“Setan,” tulis Imam Ibnul Jauzi dalam Shaid al-Khatir, “menyusupkan ke dalamnya tipu daya yang sangat samar. Yakni melarang kaum beriman mengumpulkan harta, menjauhkan para pencari akhirat darinya dan menyuruh orang yang bertaubat bersegera mengembalikan hasil kezhalimannya (pada masa lalu).”
“Ia,” lanjut sang Imam menyampaikan nasihat, “terus-menerus menyuruhnya untuk zuhud, memerintahkannya agar meninggalkan dunia dan menjauhkannya dari usaha-usaha yang mendatangkan uang, demi memperlihatkan kesalahannya dan agamanya.”
“Tipu daya setan yang sangat samar ini mengandung beberapa makar yang samar pula. Kadang, dia berbicara lewat lisan seorang syaikh (ustadz atau kiyai) yang menjadi anutan orang yang bertaubat.” tutur Imam Ibnul Jauzi mengingatkan kaum Muslimin.
Dalam menyikapi harta, kaum Muslimin terbagi dalam dua kubu ekstrem dan satu kubu moderat. Dua kubu ekstrem ini salah, dan satu kubu moderat lainnya lebih mendekati kebenaran meski jumlahnya sangat sedikit.
Pertama, sekelompok kaum Muslimin yang mendewakan kekayaan sehingga mengumpulkan harta dengan berbagai cara tanpa menghiraukan halal dan haram. Semua dilibas. Semua dilakukan. Halal tak lagi penting. Haram pun diterjang. Asalkan mendapatkan harta, lalu menjadi orang kaya raya.

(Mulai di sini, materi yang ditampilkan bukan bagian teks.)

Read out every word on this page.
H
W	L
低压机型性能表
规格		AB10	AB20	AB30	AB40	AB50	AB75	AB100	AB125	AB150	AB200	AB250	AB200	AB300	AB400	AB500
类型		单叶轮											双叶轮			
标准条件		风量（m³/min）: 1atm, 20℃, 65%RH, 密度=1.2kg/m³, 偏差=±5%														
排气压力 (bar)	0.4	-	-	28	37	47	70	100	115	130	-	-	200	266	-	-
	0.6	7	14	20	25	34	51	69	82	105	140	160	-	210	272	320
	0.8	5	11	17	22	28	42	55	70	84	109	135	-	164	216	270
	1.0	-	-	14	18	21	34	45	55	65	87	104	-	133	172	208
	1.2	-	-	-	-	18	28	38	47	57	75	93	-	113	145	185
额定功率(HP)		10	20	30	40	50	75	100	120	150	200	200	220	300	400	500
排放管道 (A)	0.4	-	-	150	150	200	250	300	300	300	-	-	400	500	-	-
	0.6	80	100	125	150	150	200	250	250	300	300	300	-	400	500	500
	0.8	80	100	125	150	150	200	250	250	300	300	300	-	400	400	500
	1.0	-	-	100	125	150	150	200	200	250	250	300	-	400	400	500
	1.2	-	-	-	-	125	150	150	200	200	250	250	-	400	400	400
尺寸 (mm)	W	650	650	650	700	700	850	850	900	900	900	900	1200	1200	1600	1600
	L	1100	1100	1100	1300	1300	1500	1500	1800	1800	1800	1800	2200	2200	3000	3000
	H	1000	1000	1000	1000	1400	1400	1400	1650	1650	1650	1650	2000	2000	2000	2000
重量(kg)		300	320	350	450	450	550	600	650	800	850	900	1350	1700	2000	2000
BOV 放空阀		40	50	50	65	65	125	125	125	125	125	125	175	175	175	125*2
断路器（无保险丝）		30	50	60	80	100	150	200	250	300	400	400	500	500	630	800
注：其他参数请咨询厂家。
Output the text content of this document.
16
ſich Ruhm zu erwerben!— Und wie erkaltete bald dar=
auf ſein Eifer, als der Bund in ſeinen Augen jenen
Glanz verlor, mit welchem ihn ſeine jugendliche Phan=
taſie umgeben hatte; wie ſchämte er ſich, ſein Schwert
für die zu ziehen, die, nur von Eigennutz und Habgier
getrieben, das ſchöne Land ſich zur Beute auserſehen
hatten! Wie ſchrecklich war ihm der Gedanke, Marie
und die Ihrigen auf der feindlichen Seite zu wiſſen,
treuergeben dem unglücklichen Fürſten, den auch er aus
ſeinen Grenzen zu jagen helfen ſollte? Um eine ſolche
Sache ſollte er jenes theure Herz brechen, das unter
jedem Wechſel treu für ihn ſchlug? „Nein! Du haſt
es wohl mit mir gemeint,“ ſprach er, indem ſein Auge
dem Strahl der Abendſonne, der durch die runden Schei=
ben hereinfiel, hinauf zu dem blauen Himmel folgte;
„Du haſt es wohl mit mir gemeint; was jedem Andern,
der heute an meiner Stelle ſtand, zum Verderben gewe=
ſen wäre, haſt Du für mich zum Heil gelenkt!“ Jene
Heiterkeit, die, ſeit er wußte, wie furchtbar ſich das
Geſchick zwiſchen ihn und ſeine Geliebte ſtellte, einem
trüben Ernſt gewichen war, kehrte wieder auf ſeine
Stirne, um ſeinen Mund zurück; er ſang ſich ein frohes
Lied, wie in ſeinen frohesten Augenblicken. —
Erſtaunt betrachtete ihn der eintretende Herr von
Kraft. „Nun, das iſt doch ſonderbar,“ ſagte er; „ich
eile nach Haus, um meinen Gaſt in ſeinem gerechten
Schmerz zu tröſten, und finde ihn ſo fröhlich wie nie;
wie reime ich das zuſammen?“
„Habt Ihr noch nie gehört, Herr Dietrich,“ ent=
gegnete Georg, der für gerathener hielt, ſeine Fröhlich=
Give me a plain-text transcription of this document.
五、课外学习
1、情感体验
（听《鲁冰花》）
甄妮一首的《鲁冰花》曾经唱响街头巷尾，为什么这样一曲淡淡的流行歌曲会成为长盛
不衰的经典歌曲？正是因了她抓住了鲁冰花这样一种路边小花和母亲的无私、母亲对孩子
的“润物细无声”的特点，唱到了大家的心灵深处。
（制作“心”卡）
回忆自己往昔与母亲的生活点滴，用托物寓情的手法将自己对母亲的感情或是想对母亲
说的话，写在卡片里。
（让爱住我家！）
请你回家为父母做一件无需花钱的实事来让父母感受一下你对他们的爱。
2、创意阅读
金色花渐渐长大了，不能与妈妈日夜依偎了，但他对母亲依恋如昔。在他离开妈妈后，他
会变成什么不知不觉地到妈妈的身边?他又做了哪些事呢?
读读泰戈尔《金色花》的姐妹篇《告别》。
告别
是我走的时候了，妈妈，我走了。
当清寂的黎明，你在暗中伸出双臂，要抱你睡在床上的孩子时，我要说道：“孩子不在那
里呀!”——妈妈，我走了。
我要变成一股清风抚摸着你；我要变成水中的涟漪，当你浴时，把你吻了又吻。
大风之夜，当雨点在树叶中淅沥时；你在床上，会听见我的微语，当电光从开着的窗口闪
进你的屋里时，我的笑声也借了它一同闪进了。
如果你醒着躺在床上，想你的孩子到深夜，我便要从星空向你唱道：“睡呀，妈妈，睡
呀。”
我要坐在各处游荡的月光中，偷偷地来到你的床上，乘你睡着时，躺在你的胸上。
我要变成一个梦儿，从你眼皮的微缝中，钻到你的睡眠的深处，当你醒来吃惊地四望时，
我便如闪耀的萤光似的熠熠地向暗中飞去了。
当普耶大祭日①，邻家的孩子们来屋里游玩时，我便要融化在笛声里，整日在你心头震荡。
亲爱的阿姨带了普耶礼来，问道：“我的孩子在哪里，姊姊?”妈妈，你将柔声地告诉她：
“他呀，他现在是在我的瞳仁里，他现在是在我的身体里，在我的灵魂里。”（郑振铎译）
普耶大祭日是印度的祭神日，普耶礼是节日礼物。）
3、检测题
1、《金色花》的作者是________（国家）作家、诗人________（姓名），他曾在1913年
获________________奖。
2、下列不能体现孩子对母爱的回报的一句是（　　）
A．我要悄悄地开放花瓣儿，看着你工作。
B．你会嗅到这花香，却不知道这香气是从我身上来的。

Kedua, beberapa kelompok mengharamkan kekayaan karena menganggapnya sebagai fitnah. Akhirnya, kaum Muslimin menjauhi kekayaan dan benar-benar mejadi kelompok yang miskin dan lemah hingga mudah bergantung dan diperalat oleh kekuatan lain di luar Islam.
Kelompok ini menggunakan jargon zuhud secara salah kaprah dan menggunakan kisah-kisah kemiskinan sahabat sebagai pembenaran, bukan kebenaran. Jumlahnya banyak. Sering pula menebeng pada pelabelan kaum sufi yang anti-dunia.
Sedangkan yang paling layak untuk diperjuangkan ialah berada di pertengahan antara keduanya. Bahwa harta sifatnya netral. Tergantung siapa yang menggunakannya. Ketika harta berada di tangan orang shalih, ia akan dimanfaatkan untuk ibadah dan kebaikan-kebaikan lainnya.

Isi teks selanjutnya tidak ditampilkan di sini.